Tot slot is aangevoerd dat het bedrijf de machtigingen voor de bankrekeningen niet meer kon regelen zodra
de opdrachtgever de beheersovereenkomst geëindigd had. Alsdan is het bedrijf immers geen
gevolmachtigde van de opdrachtgever meer. Het bedrijf heeft aan de nieuwe beheerder een link verstrekt
waarmee deze gemakkelijk alle relevante stukken in één keer kan downloaden. Voor wat betreft de
kascommissie heeft het bedrijf aangevoerd dat de heer X binnen vijf uur heeft gereageerd nadat
vragen binnen waren gekomen. Er is dus snel en inhoudelijk gereageerd op de vragen.
Het bedrijf is derhalve van mening dat de klachten ongegrond moeten worden verklaard.

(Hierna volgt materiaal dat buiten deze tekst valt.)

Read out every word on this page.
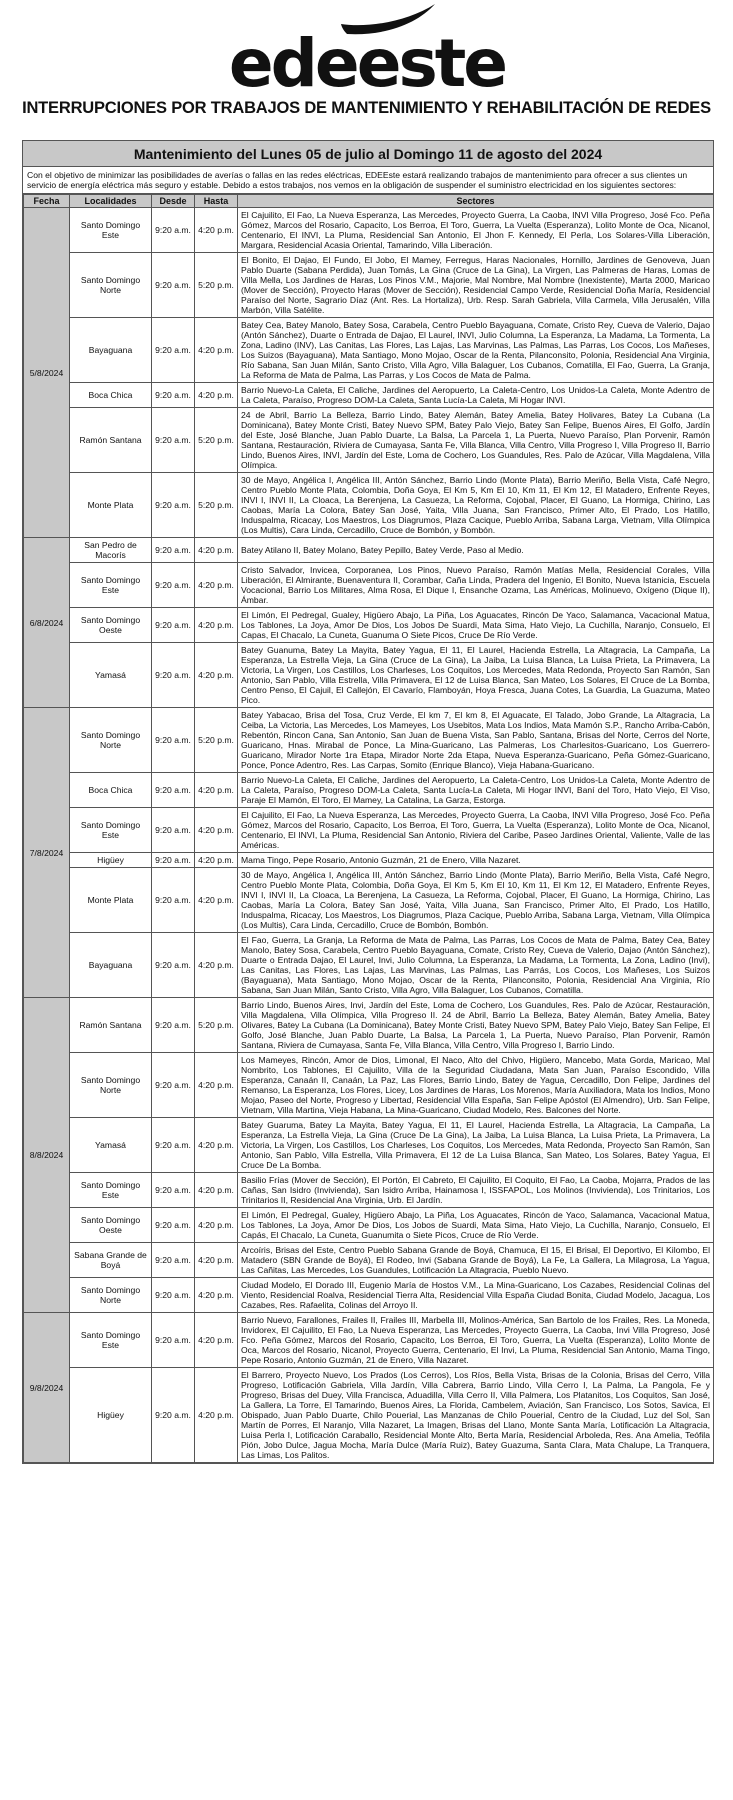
edeeste
INTERRUPCIONES POR TRABAJOS DE MANTENIMIENTO Y REHABILITACIÓN DE REDES
Mantenimiento del Lunes 05 de julio al Domingo 11 de agosto del 2024
Con el objetivo de minimizar las posibilidades de averías o fallas en las redes eléctricas, EDEEste estará realizando trabajos de mantenimiento para ofrecer a sus clientes un servicio de energía eléctrica más seguro y estable. Debido a estos trabajos, nos vemos en la obligación de suspender el suministro electricidad en los siguientes sectores:
Fecha	Localidades	Desde	Hasta	Sectores
5/8/2024	Santo Domingo Este	9:20 a.m.	4:20 p.m.	El Cajuilito, El Fao, La Nueva Esperanza, Las Mercedes, Proyecto Guerra, La Caoba, INVI Villa Progreso, José Fco. Peña Gómez, Marcos del Rosario, Capacito, Los Berroa, El Toro, Guerra, La Vuelta (Esperanza), Lolito Monte de Oca, Nicanol, Centenario, El INVI, La Pluma, Residencial San Antonio, El Jhon F. Kennedy, El Perla, Los Solares-Villa Liberación, Margara, Residencial Acasia Oriental, Tamarindo, Villa Liberación.
	Santo Domingo Norte	9:20 a.m.	5:20 p.m.	El Bonito, El Dajao, El Fundo, El Jobo, El Mamey, Ferregus, Haras Nacionales, Hornillo, Jardines de Genoveva, Juan Pablo Duarte (Sabana Perdida), Juan Tomás, La Gina (Cruce de La Gina), La Virgen, Las Palmeras de Haras, Lomas de Villa Mella, Los Jardines de Haras, Los Pinos V.M., Majorie, Mal Nombre, Mal Nombre (Inexistente), Marta 2000, Maricao (Mover de Sección), Proyecto Haras (Mover de Sección), Residencial Campo Verde, Residencial Doña María, Residencial Paraíso del Norte, Sagrario Díaz (Ant. Res. La Hortaliza), Urb. Resp. Sarah Gabriela, Villa Carmela, Villa Jerusalén, Villa Marbón, Villa Satélite.
	Bayaguana	9:20 a.m.	4:20 p.m.	Batey Cea, Batey Manolo, Batey Sosa, Carabela, Centro Pueblo Bayaguana, Comate, Cristo Rey, Cueva de Valerio, Dajao (Antón Sánchez), Duarte o Entrada de Dajao, El Laurel, INVI, Julio Columna, La Esperanza, La Madama, La Tormenta, La Zona, Ladino (INV), Las Canitas, Las Flores, Las Lajas, Las Marvinas, Las Palmas, Las Parras, Los Cocos, Los Mañeses, Los Suizos (Bayaguana), Mata Santiago, Mono Mojao, Oscar de la Renta, Pilanconsito, Polonia, Residencial Ana Virginia, Río Sabana, San Juan Milán, Santo Cristo, Villa Agro, Villa Balaguer, Los Cubanos, Comatilla, El Fao, Guerra, La Granja, La Reforma de Mata de Palma, Las Parras, y Los Cocos de Mata de Palma.
	Boca Chica	9:20 a.m.	4:20 p.m.	Barrio Nuevo-La Caleta, El Caliche, Jardines del Aeropuerto, La Caleta-Centro, Los Unidos-La Caleta, Monte Adentro de La Caleta, Paraíso, Progreso DOM-La Caleta, Santa Lucía-La Caleta, Mi Hogar INVI.
	Ramón Santana	9:20 a.m.	5:20 p.m.	24 de Abril, Barrio La Belleza, Barrio Lindo, Batey Alemán, Batey Amelia, Batey Holivares, Batey La Cubana (La Dominicana), Batey Monte Cristi, Batey Nuevo SPM, Batey Palo Viejo, Batey San Felipe, Buenos Aires, El Golfo, Jardín del Este, José Blanche, Juan Pablo Duarte, La Balsa, La Parcela 1, La Puerta, Nuevo Paraíso, Plan Porvenir, Ramón Santana, Restauración, Riviera de Cumayasa, Santa Fe, Villa Blanca, Villa Centro, Villa Progreso I, Villa Progreso II, Barrio Lindo, Buenos Aires, INVI, Jardín del Este, Loma de Cochero, Los Guandules, Res. Palo de Azúcar, Villa Magdalena, Villa Olímpica.
	Monte Plata	9:20 a.m.	5:20 p.m.	30 de Mayo, Angélica I, Angélica III, Antón Sánchez, Barrio Lindo (Monte Plata), Barrio Meriño, Bella Vista, Café Negro, Centro Pueblo Monte Plata, Colombia, Doña Goya, El Km 5, Km El 10, Km 11, El Km 12, El Matadero, Enfrente Reyes, INVI I, INVI II, La Cloaca, La Berenjena, La Casueza, La Reforma, Cojobal, Placer, El Guano, La Hormiga, Chirino, Las Caobas, María La Colora, Batey San José, Yaita, Villa Juana, San Francisco, Primer Alto, El Prado, Los Hatillo, Induspalma, Ricacay, Los Maestros, Los Diagrumos, Plaza Cacique, Pueblo Arriba, Sabana Larga, Vietnam, Villa Olímpica (Los Multis), Cara Linda, Cercadillo, Cruce de Bombón, y Bombón.
6/8/2024	San Pedro de Macorís	9:20 a.m.	4:20 p.m.	Batey Atilano II, Batey Molano, Batey Pepillo, Batey Verde, Paso al Medio.
	Santo Domingo Este	9:20 a.m.	4:20 p.m.	Cristo Salvador, Invicea, Corporanea, Los Pinos, Nuevo Paraíso, Ramón Matías Mella, Residencial Corales, Villa Liberación, El Almirante, Buenaventura II, Corambar, Caña Linda, Pradera del Ingenio, El Bonito, Nueva Istanicia, Escuela Vocacional, Barrio Los Militares, Alma Rosa, El Dique I, Ensanche Ozama, Las Américas, Molinuevo, Oxígeno (Dique II), Ámbar.
	Santo Domingo Oeste	9:20 a.m.	4:20 p.m.	El Limón, El Pedregal, Gualey, Higüero Abajo, La Piña, Los Aguacates, Rincón De Yaco, Salamanca, Vacacional Matua, Los Tablones, La Joya, Amor De Dios, Los Jobos De Suardi, Mata Sima, Hato Viejo, La Cuchilla, Naranjo, Consuelo, El Capas, El Chacalo, La Cuneta, Guanuma O Siete Picos, Cruce De Río Verde.
	Yamasá	9:20 a.m.	4:20 p.m.	Batey Guanuma, Batey La Mayita, Batey Yagua, El 11, El Laurel, Hacienda Estrella, La Altagracia, La Campaña, La Esperanza, La Estrella Vieja, La Gina (Cruce de La Gina), La Jaiba, La Luisa Blanca, La Luisa Prieta, La Primavera, La Victoria, La Virgen, Los Castillos, Los Charleses, Los Coquitos, Los Mercedes, Mata Redonda, Proyecto San Ramón, San Antonio, San Pablo, Villa Estrella, Villa Primavera, El 12 de Luisa Blanca, San Mateo, Los Solares, El Cruce de La Bomba, Centro Penso, El Cajuil, El Callejón, El Cavarío, Flamboyán, Hoya Fresca, Juana Cotes, La Guardia, La Guazuma, Mateo Pico.
7/8/2024	Santo Domingo Norte	9:20 a.m.	5:20 p.m.	Batey Yabacao, Brisa del Tosa, Cruz Verde, El km 7, El km 8, El Aguacate, El Talado, Jobo Grande, La Altagracia, La Ceiba, La Victoria, Las Mercedes, Los Mameyes, Los Usebitos, Mata Los Indios, Mata Mamón S.P., Rancho Arriba-Cabón, Rebentón, Rincon Cana, San Antonio, San Juan de Buena Vista, San Pablo, Santana, Brisas del Norte, Cerros del Norte, Guaricano, Hnas. Mirabal de Ponce, La Mina-Guaricano, Las Palmeras, Los Charlesitos-Guaricano, Los Guerrero-Guaricano, Mirador Norte 1ra Etapa, Mirador Norte 2da Etapa, Nueva Esperanza-Guaricano, Peña Gómez-Guaricano, Ponce, Ponce Adentro, Res. Las Carpas, Somito (Enrique Blanco), Vieja Habana-Guaricano.
	Boca Chica	9:20 a.m.	4:20 p.m.	Barrio Nuevo-La Caleta, El Caliche, Jardines del Aeropuerto, La Caleta-Centro, Los Unidos-La Caleta, Monte Adentro de La Caleta, Paraíso, Progreso DOM-La Caleta, Santa Lucía-La Caleta, Mi Hogar INVI, Baní del Toro, Hato Viejo, El Viso, Paraje El Mamón, El Toro, El Mamey, La Catalina, La Garza, Estorga.
	Santo Domingo Este	9:20 a.m.	4:20 p.m.	El Cajuilito, El Fao, La Nueva Esperanza, Las Mercedes, Proyecto Guerra, La Caoba, INVI Villa Progreso, José Fco. Peña Gómez, Marcos del Rosario, Capacito, Los Berroa, El Toro, Guerra, La Vuelta (Esperanza), Lolito Monte de Oca, Nicanol, Centenario, El INVI, La Pluma, Residencial San Antonio, Riviera del Caribe, Paseo Jardines Oriental, Valiente, Valle de las Américas.
	Higüey	9:20 a.m.	4:20 p.m.	Mama Tingo, Pepe Rosario, Antonio Guzmán, 21 de Enero, Villa Nazaret.
	Monte Plata	9:20 a.m.	4:20 p.m.	30 de Mayo, Angélica I, Angélica III, Antón Sánchez, Barrio Lindo (Monte Plata), Barrio Meriño, Bella Vista, Café Negro, Centro Pueblo Monte Plata, Colombia, Doña Goya, El Km 5, Km El 10, Km 11, El Km 12, El Matadero, Enfrente Reyes, INVI I, INVI II, La Cloaca, La Berenjena, La Casueza, La Reforma, Cojobal, Placer, El Guano, La Hormiga, Chirino, Las Caobas, María La Colora, Batey San José, Yaita, Villa Juana, San Francisco, Primer Alto, El Prado, Los Hatillo, Induspalma, Ricacay, Los Maestros, Los Diagrumos, Plaza Cacique, Pueblo Arriba, Sabana Larga, Vietnam, Villa Olímpica (Los Multis), Cara Linda, Cercadillo, Cruce de Bombón, Bombón.
	Bayaguana	9:20 a.m.	4:20 p.m.	El Fao, Guerra, La Granja, La Reforma de Mata de Palma, Las Parras, Los Cocos de Mata de Palma, Batey Cea, Batey Manolo, Batey Sosa, Carabela, Centro Pueblo Bayaguana, Comate, Cristo Rey, Cueva de Valerio, Dajao (Antón Sánchez), Duarte o Entrada Dajao, El Laurel, Invi, Julio Columna, La Esperanza, La Madama, La Tormenta, La Zona, Ladino (Invi), Las Canitas, Las Flores, Las Lajas, Las Marvinas, Las Palmas, Las Parrás, Los Cocos, Los Mañeses, Los Suizos (Bayaguana), Mata Santiago, Mono Mojao, Oscar de la Renta, Pilanconsito, Polonia, Residencial Ana Virginia, Río Sabana, San Juan Milán, Santo Cristo, Villa Agro, Villa Balaguer, Los Cubanos, Comatilla.
8/8/2024	Ramón Santana	9:20 a.m.	5:20 p.m.	Barrio Lindo, Buenos Aires, Invi, Jardín del Este, Loma de Cochero, Los Guandules, Res. Palo de Azúcar, Restauración, Villa Magdalena, Villa Olímpica, Villa Progreso II. 24 de Abril, Barrio La Belleza, Batey Alemán, Batey Amelia, Batey Olivares, Batey La Cubana (La Dominicana), Batey Monte Cristi, Batey Nuevo SPM, Batey Palo Viejo, Batey San Felipe, El Golfo, José Blanche, Juan Pablo Duarte, La Balsa, La Parcela 1, La Puerta, Nuevo Paraíso, Plan Porvenir, Ramón Santana, Riviera de Cumayasa, Santa Fe, Villa Blanca, Villa Centro, Villa Progreso I, Barrio Lindo.
	Santo Domingo Norte	9:20 a.m.	4:20 p.m.	Los Mameyes, Rincón, Amor de Dios, Limonal, El Naco, Alto del Chivo, Higüero, Mancebo, Mata Gorda, Maricao, Mal Nombrito, Los Tablones, El Cajuilito, Villa de la Seguridad Ciudadana, Mata San Juan, Paraíso Escondido, Villa Esperanza, Canaán II, Canaán, La Paz, Las Flores, Barrio Lindo, Batey de Yagua, Cercadillo, Don Felipe, Jardines del Remanso, La Esperanza, Los Flores, Licey, Los Jardines de Haras, Los Morenos, María Auxiliadora, Mata los Indios, Mono Mojao, Paseo del Norte, Progreso y Libertad, Residencial Villa España, San Felipe Apóstol (El Almendro), Urb. San Felipe, Vietnam, Villa Martina, Vieja Habana, La Mina-Guaricano, Ciudad Modelo, Res. Balcones del Norte.
	Yamasá	9:20 a.m.	4:20 p.m.	Batey Guaruma, Batey La Mayita, Batey Yagua, El 11, El Laurel, Hacienda Estrella, La Altagracia, La Campaña, La Esperanza, La Estrella Vieja, La Gina (Cruce De La Gina), La Jaiba, La Luisa Blanca, La Luisa Prieta, La Primavera, La Victoria, La Virgen, Los Castillos, Los Charleses, Los Coquitos, Los Mercedes, Mata Redonda, Proyecto San Ramón, San Antonio, San Pablo, Villa Estrella, Villa Primavera, El 12 de La Luisa Blanca, San Mateo, Los Solares, Batey Yagua, El Cruce De La Bomba.
	Santo Domingo Este	9:20 a.m.	4:20 p.m.	Basilio Frías (Mover de Sección), El Portón, El Cabreto, El Cajuilito, El Coquito, El Fao, La Caoba, Mojarra, Prados de las Cañas, San Isidro (Invivienda), San Isidro Arriba, Hainamosa I, ISSFAPOL, Los Molinos (Invivienda), Los Trinitarios, Los Trinitarios II, Residencial Ana Virginia, Urb. El Jardín.
	Santo Domingo Oeste	9:20 a.m.	4:20 p.m.	El Limón, El Pedregal, Gualey, Higüero Abajo, La Piña, Los Aguacates, Rincón de Yaco, Salamanca, Vacacional Matua, Los Tablones, La Joya, Amor De Dios, Los Jobos de Suardi, Mata Sima, Hato Viejo, La Cuchilla, Naranjo, Consuelo, El Capás, El Chacalo, La Cuneta, Guanumita o Siete Picos, Cruce de Río Verde.
	Sabana Grande de Boyá	9:20 a.m.	4:20 p.m.	Arcoíris, Brisas del Este, Centro Pueblo Sabana Grande de Boyá, Chamuca, El 15, El Brisal, El Deportivo, El Kilombo, El Matadero (SBN Grande de Boyá), El Rodeo, Invi (Sabana Grande de Boyá), La Fe, La Gallera, La Milagrosa, La Yagua, Las Cañitas, Las Mercedes, Los Guandules, Lotificación La Altagracia, Pueblo Nuevo.
	Santo Domingo Norte	9:20 a.m.	4:20 p.m.	Ciudad Modelo, El Dorado III, Eugenio María de Hostos V.M., La Mina-Guaricano, Los Cazabes, Residencial Colinas del Viento, Residencial Roalva, Residencial Tierra Alta, Residencial Villa España Ciudad Bonita, Ciudad Modelo, Jacagua, Los Cazabes, Res. Rafaelita, Colinas del Arroyo II.
9/8/2024	Santo Domingo Este	9:20 a.m.	4:20 p.m.	Barrio Nuevo, Farallones, Frailes II, Frailes III, Marbella III, Molinos-América, San Bartolo de los Frailes, Res. La Moneda, Invidorex, El Cajuilito, El Fao, La Nueva Esperanza, Las Mercedes, Proyecto Guerra, La Caoba, Invi Villa Progreso, José Fco. Peña Gómez, Marcos del Rosario, Capacito, Los Berroa, El Toro, Guerra, La Vuelta (Esperanza), Lolito Monte de Oca, Marcos del Rosario, Nicanol, Proyecto Guerra, Centenario, El Invi, La Pluma, Residencial San Antonio, Mama Tingo, Pepe Rosario, Antonio Guzmán, 21 de Enero, Villa Nazaret.
	Higüey	9:20 a.m.	4:20 p.m.	El Barrero, Proyecto Nuevo, Los Prados (Los Cerros), Los Ríos, Bella Vista, Brisas de la Colonia, Brisas del Cerro, Villa Progreso, Lotificación Gabriela, Villa Jardín, Villa Cabrera, Barrio Lindo, Villa Cerro I, La Palma, La Pangola, Fe y Progreso, Brisas del Duey, Villa Francisca, Aduadilla, Villa Cerro II, Villa Palmera, Los Platanitos, Los Coquitos, San José, La Gallera, La Torre, El Tamarindo, Buenos Aires, La Florida, Cambelem, Aviación, San Francisco, Los Sotos, Savica, El Obispado, Juan Pablo Duarte, Chilo Pouerial, Las Manzanas de Chilo Pouerial, Centro de la Ciudad, Luz del Sol, San Martín de Porres, El Naranjo, Villa Nazaret, La Imagen, Brisas del Llano, Monte Santa María, Lotificación La Altagracia, Luisa Perla I, Lotificación Caraballo, Residencial Monte Alto, Berta María, Residencial Arboleda, Res. Ana Amelia, Teófila Pión, Jobo Dulce, Jagua Mocha, María Dulce (María Ruiz), Batey Guazuma, Santa Clara, Mata Chalupe, La Tranquera, Las Limas, Los Palitos.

Beoordeling van het geschil
Naar aanleiding van het over en weer door partijen gestelde overweegt de commissie het volgende.
De commissie beslist naar redelijkheid en billijkheid, met inachtneming van de tussen partijen gesloten
overeenkomst en de daarvan deel uitmakende voorwaarden.

De commissie is voor wat betreft de eerste deelklacht, aangaande de bijdrage die de gemeente Ede zou
moeten betalen, van oordeel dat het bericht van het bedrijf richting de gemeente Ede bepaald niet handig is
geweest. Dit heeft de heer Y ter zitting ook erkend. De commissie kan evenwel niet vaststellen
dat hier schade uit is voortgevloeid. Er loopt een procedure voor het al dan niet bestaan van een
bijdrageplicht van de gemeente Ede aan de opdrachtgever. De uitkomst daarvan bepaalt of de gemeente
Ede bijdrageplichtig is en als dat het geval is, dan kan die bijdrage vervolgens geïncasseerd worden.
Omdat rechtens niet vaststaat dat de gemeente Ede bijdrageplichtig is, is het bedrijf in zoverre niet
tekortgeschoten bij de incasso-taak.

De commissie is met betrekking tot de klacht aangaande de communicatie van oordeel dat enig
tekortschieten daarin door het bedrijf niet vast is komen te staan, behoudens ten aanzien van de hierna te
bespreken klacht aangaande de vergadering in het voorjaar van 2021. De commissie acht de klacht voor
het overige onvoldoende onderbouwd.

Het bedrijf heeft toegezegd het huurbedrag dat is betaald voor de locatie van de geplande maar
geannuleerde vergadering in mei 2021 te zullen vergoeden en heeft aangegeven de gang van zaken rond
die vergadering te betreuren. Dat die gang van zaken tot frustratie van het bestuur en de leden van de VvE
heeft geleid is begrijpelijk, maar dat dit tot enige schade heeft geleid – anders dan hetgeen het bedrijf zal
vergoeden – is niet aannemelijk geworden.

De commissie is van oordeel dat voor wat betreft de klacht aangaande de inschrijving van de nieuwe
bestuursleden bij de Kamer van Koophandel, het verweer van het bedrijf slaagt en dat niet aannemelijk is
geworden dat het bedrijf tekort is geschoten in zijn taak. Het bedrijf heeft de stukken overgelegd die
verstuurd zijn aan de Kamer van Koophandel. Dat de stukken niet door de Kamer van Koophandel zijn
verwerkt kan het bedrijf niet worden verweten.

De commissie is ten aanzien van de klacht omtrent de overdracht van de administratie aan de nieuwe
beheerder van oordeel dat niet is komen vast te staan dat het bedrijf daarin tekort is geschoten. Het bedrijf
heeft gesteld dat alle stukken (digitaal) ter beschikking zijn gesteld. De opdrachtgever heeft niet
gespecificeerd welke stukken zouden ontbreken en tot welke schade dit zou hebben geleid. Voor zover
desondanks van schade sprake is, heeft het bedrijf toegezegd om daar een vergoeding voor te betalen als
in redelijkheid gezegd kan worden dat deze schade aan het bedrijf is toe te rekenen en een redelijk bedrag
in rekening wordt gebracht.

Op grond van het voorgaande is commissie van oordeel dat de klacht ongegrond is.

Beslissing
De commissie:

• verklaart de klacht ongegrond en wijst het door de opdrachtgever verzochte af.

Aldus beslist door de Geschillencommissie VvE Management, bestaande uit mevrouw mr. M.L. Braaksma,
voorzitter, en de commissieleden de heer O. Jansen MSc en mevrouw mr. C. Muller in aanwezigheid van
mr. N van Gelder, plaatsvervangend secretaris, op 20 mei 2022.